L’accompagnement de l’électeur analphabète : une ouverture vers «la corruption et l’achat des voix»

Electeur

La commission de la législation générale de l’Assemblée nationale Constituante (ANC) a approuvé, le 14 mars dernier, une disposition, dans le projet de loi électorale, permettant à l’électeur analphabète d’être accompagné dans l’isoloir. Il aura à choisir, pour cela, entre un des membres de sa famille proche (le conjoint, les parents ou les enfants), ou un autre électeur du bureau du vote.

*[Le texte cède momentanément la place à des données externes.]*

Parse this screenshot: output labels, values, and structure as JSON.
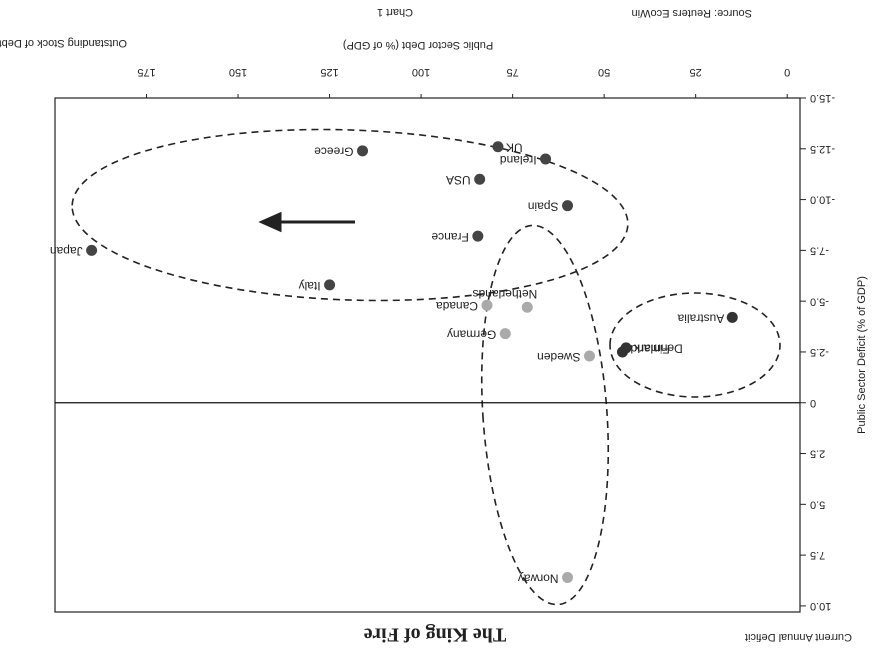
{
  "chart_data": {
    "type": "scatter",
    "title": "The King of Fire",
    "subtitle": "Chart 1",
    "x_label": "Public Sector Debt (% of GDP)",
    "y_label": "Public Sector Deficit (% of GDP)",
    "y_axis_note": "Current Annual Deficit",
    "x_axis_note": "Outstanding Stock of Debt",
    "source": "Source: Reuters EcoWin",
    "xlim": [
      -3.5,
      200
    ],
    "ylim": [
      -15,
      10.3
    ],
    "xticks": [
      0,
      25,
      50,
      75,
      100,
      125,
      150,
      175
    ],
    "yticks": [
      {
        "value": -15,
        "label": "-15.0"
      },
      -12.5,
      {
        "value": -10,
        "label": "-10.0"
      },
      -7.5,
      {
        "value": -5,
        "label": "-5.0"
      },
      -2.5,
      0,
      2.5,
      {
        "value": 5,
        "label": "5.0"
      },
      7.5,
      {
        "value": 10,
        "label": "10.0"
      }
    ],
    "points": [
      {
        "label": "Japan",
        "x": 190,
        "y": -7.5,
        "color": "#444444"
      },
      {
        "label": "Greece",
        "x": 116,
        "y": -12.4,
        "color": "#444444"
      },
      {
        "label": "UK",
        "x": 79,
        "y": -12.6,
        "color": "#444444"
      },
      {
        "label": "Ireland",
        "x": 66,
        "y": -12,
        "color": "#444444"
      },
      {
        "label": "USA",
        "x": 84,
        "y": -11,
        "color": "#444444"
      },
      {
        "label": "Spain",
        "x": 60,
        "y": -9.7,
        "color": "#444444"
      },
      {
        "label": "France",
        "x": 84.5,
        "y": -8.2,
        "color": "#444444"
      },
      {
        "label": "Italy",
        "x": 125,
        "y": -5.8,
        "color": "#444444"
      },
      {
        "label": "Canada",
        "x": 82,
        "y": -4.8,
        "color": "#aaaaaa"
      },
      {
        "label": "Netherlands",
        "x": 71,
        "y": -4.7,
        "color": "#aaaaaa"
      },
      {
        "label": "Germany",
        "x": 77,
        "y": -3.4,
        "color": "#aaaaaa"
      },
      {
        "label": "Sweden",
        "x": 54,
        "y": -2.3,
        "color": "#aaaaaa"
      },
      {
        "label": "Norway",
        "x": 60,
        "y": 8.6,
        "color": "#aaaaaa"
      },
      {
        "label": "Australia",
        "x": 15,
        "y": -4.2,
        "color": "#333333"
      },
      {
        "label": "Denmark",
        "x": 44,
        "y": -2.7,
        "color": "#333333"
      },
      {
        "label": "Finland",
        "x": 45,
        "y": -2.5,
        "color": "#333333"
      }
    ]
  }
}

Contacté par Webdo, Moez Bouraoui, président de l’Association tunisienne pour l’Intégrité et la Démocratie des Elections (ATIDE), a souligné que «des calculs politiques manifestes» sont derrière cette approbation. «Le but est d’ouvrir la porte à la corruption et aux achats de voix, surtout que, dans la plupart des cas, les analphabètes sont parmi la catégorie pauvre de la population», a-t-il déclaré.

S’agissant de la solution qui avait été de mise pour les élections du 23 octobre 2011, et laquelle excluait cette possibilité d’accompagnement, Moez Bouraoui a estimé qu’elle avait constitué, relativement, un succès puisque le nombre des bulletins nuls était «insignifiant».
«Le plus important est qu’il y a un critère international qui énonce le secret du vote» a-t-il souligné.

Il a affirmé, également, que l’ANC sera obligée de délaisser cette possibilité d’accompagnement de l’électeur analphabète. «Les médias et la société civile vont exercer des pressions, a assuré Moez Bouraoui. Si elles ne donnent pas de résultats, nous allons nous diriger vers les tribunaux car cette disposition est absolument contraire à la Constitution».

Pour rappel, le président de l’Instance supérieure indépendante pour les Elections (ISIE), Chafik Sarar avait proposé, le 17 mars 2014, dans une intervention au micro d’Express FM, trois solutions pour faciliter le vote de l’électeur analphabète : la préparation des analphabètes à l’opération de vote, la simplification du bulletin de vote, et la modération du nombre des candidats.

«Notre position, au sein de l’ISIE, est que la loi électorale ne doit pas énoncer que l’analphabète doit être accompagné, avait-il indiqué. Cela va engendrer un grand problème. Un électeur peut, ainsi, se présenter comme étant analphabète, alors, qu’en réalité, il aura vendu sa voix à la personne même dont il demande l’accompagnement dans l’isoloir».

Il a demandé, de ce fait, à ce que la loi électorale permette à l’ISIE de prendre les mesures nécessaires pour garantir le droit de vote du citoyen qu’importe son niveau d’éducation, surtout que cette possibilité d’accompagnement «peut mener à une large fraude électorale».

Selon les chiffres de l’Unesco (Organisation des Nations unies pour l’éducation, la science et la culture), la Tunisie compte un taux d’alphabétisation de 79,1% chez les adultes, et de 97, 2% chez les jeunes, sur une population totale de près de onze millions.

Par ailleurs, en avril 2013, le ministre des Affaires sociales de l’époque, Khelil Zaouia, avait indiqué que l’analphabétisme et le faible niveau d’instruction avaient empêché 1,7 millions de Tunisiens de participer aux élections du 23 octobre 2011.